To jeden  zkilku moich lakierów, które porażają intensywnością. Jest wściekły. Różowy z fuksjowym shimmerem. Na zdjęciach widać lekko pościerane końcówki, ale to był 3 lub 4 dzień.

poniedziałek, 21 października 2013

Revlon Colorstay Plumberry Ever After


Kolejny staruszek wygrzebany z czeluści szuflady. Ma z 10 lat lekko licząc, ta seria nie jest już z resztą nawet produkowana. Ja mam do tego lakieru duży sentyment, kiedyś często go nosiłam, i jest to dla mnie ciągle taki bezpieczny zwyklaczek, który przydaje mi się jak nie mam pomysłu co ze sobą zrobić ;-). Ciągle nieźle się go nosi.

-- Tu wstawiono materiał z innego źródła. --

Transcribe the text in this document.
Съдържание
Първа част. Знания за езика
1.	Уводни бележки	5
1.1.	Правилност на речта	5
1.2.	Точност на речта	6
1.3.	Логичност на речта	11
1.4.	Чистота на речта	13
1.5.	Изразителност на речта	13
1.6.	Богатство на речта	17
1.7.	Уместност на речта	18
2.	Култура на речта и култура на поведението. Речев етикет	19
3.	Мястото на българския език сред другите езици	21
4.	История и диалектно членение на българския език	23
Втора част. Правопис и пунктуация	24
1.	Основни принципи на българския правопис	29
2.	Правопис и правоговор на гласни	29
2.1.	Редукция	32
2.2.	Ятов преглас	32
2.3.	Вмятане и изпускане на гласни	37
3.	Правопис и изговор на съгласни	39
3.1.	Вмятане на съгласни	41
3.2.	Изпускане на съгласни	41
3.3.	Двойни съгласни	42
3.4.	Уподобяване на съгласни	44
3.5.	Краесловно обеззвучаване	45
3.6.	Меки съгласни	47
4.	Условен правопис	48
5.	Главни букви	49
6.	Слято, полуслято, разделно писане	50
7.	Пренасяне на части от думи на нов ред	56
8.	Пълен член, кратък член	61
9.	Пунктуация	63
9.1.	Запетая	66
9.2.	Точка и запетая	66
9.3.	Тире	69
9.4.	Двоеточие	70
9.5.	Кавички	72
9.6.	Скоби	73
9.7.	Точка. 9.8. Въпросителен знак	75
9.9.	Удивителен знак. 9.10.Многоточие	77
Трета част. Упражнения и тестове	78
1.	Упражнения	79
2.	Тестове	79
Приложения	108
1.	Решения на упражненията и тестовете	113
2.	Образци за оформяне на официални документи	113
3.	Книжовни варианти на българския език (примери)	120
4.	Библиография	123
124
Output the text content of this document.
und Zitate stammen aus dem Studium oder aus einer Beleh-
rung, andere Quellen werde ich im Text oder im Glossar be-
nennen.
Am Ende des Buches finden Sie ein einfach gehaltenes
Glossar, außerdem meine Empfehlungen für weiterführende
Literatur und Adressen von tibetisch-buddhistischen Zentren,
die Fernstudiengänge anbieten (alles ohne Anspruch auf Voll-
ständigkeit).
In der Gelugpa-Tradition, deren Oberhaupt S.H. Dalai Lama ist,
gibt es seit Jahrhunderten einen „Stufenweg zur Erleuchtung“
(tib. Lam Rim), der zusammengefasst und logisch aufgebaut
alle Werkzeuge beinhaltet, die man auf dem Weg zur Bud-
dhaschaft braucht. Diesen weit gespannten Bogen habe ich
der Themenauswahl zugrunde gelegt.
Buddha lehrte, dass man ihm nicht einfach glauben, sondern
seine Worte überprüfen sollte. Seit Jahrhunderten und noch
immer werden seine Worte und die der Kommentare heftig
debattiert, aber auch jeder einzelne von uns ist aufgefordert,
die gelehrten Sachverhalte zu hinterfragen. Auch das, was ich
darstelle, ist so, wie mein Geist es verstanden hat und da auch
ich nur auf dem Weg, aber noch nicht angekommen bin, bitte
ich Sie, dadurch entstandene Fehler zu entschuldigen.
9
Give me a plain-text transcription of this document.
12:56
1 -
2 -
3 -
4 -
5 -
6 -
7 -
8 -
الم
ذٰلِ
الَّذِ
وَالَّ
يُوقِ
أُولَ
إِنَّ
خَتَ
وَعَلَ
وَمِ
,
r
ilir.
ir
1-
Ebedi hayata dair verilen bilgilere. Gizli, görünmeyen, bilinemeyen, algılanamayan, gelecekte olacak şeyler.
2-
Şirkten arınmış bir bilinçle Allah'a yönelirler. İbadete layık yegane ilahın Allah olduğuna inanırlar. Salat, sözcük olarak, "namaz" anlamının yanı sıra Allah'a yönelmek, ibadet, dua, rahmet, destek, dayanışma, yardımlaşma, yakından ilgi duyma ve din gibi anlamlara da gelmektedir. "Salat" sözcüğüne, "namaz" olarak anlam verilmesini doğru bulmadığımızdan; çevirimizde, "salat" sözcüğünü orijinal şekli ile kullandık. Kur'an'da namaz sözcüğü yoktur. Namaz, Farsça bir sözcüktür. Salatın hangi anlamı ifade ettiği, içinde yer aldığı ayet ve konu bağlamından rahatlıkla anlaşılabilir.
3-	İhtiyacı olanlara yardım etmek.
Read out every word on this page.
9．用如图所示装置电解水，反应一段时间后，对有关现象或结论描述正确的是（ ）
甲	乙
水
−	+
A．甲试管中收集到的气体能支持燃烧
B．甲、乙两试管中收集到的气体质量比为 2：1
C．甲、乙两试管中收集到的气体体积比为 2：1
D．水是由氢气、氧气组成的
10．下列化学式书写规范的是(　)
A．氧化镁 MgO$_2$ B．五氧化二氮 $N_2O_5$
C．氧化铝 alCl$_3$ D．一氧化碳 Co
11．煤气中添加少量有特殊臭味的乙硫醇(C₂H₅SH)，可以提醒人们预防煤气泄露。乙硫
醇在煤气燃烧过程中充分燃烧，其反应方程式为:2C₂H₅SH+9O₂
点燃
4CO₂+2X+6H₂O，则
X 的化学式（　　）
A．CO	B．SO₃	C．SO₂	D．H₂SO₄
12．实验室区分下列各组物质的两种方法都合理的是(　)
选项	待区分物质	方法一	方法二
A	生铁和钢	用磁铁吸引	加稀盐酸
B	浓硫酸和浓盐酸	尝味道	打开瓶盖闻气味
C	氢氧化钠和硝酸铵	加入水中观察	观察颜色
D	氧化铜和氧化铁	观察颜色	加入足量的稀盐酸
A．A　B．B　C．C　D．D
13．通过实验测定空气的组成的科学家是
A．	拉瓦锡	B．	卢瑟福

niedziela, 20 października 2013

Essie Thigh High


To część jednego z bardziej zaskakujących prezentów jakie dostałam. Spotkałam się z przyjaciółkami na kolację i szklaneczkę cydru, a jedna z nich sprezentowała mi zestaw 3 Essiaków. Jak czytasz Nika, to było bardzo miłe ;-).
W zestawie dostałam dwa lakiery do, których od jakiegoś czasu się przymierzałam i Tigh High, który jakoś nigdy nie wpadł mi do tej pory w oko. I muszę przyznać, że po pomalowaniu spodobał mi się najbardziej z całej trójki. Jeżeli chodzi o techniczną stronę to lakier jest bez zarzutu, dobrze się rozprowadza, ładnie kryje i szybko schnie.

sobota, 19 października 2013

P2 Mission Summer Look Maui Fizz 010



Lakier z ubiegłorocznej limitowanej kolekcji  Mision Summer Look marki P2. Lakiery P2 są dostępne w sieci drogerii DM w Niemczech i niektórych okolicznych krajach. U nas pojawiają się na allegro. Ja swój mam dzięki pomocy współuzależnionej mszn :-).
Sam lakier tak średnio mi sie podoba, pomalowałam nim paznokcie raczej z obowiązku, żeby zrobić im zdjęcie. Na zdjęciu są trzy warstwy bez topu, a ja nie mogę znieść tych prześwitujących końcówek ... Nie wiem U osób z ciepłym kolrem skóry, albo opalonych powinien dobrze wyglądać. U mnie wygląda kiepsko.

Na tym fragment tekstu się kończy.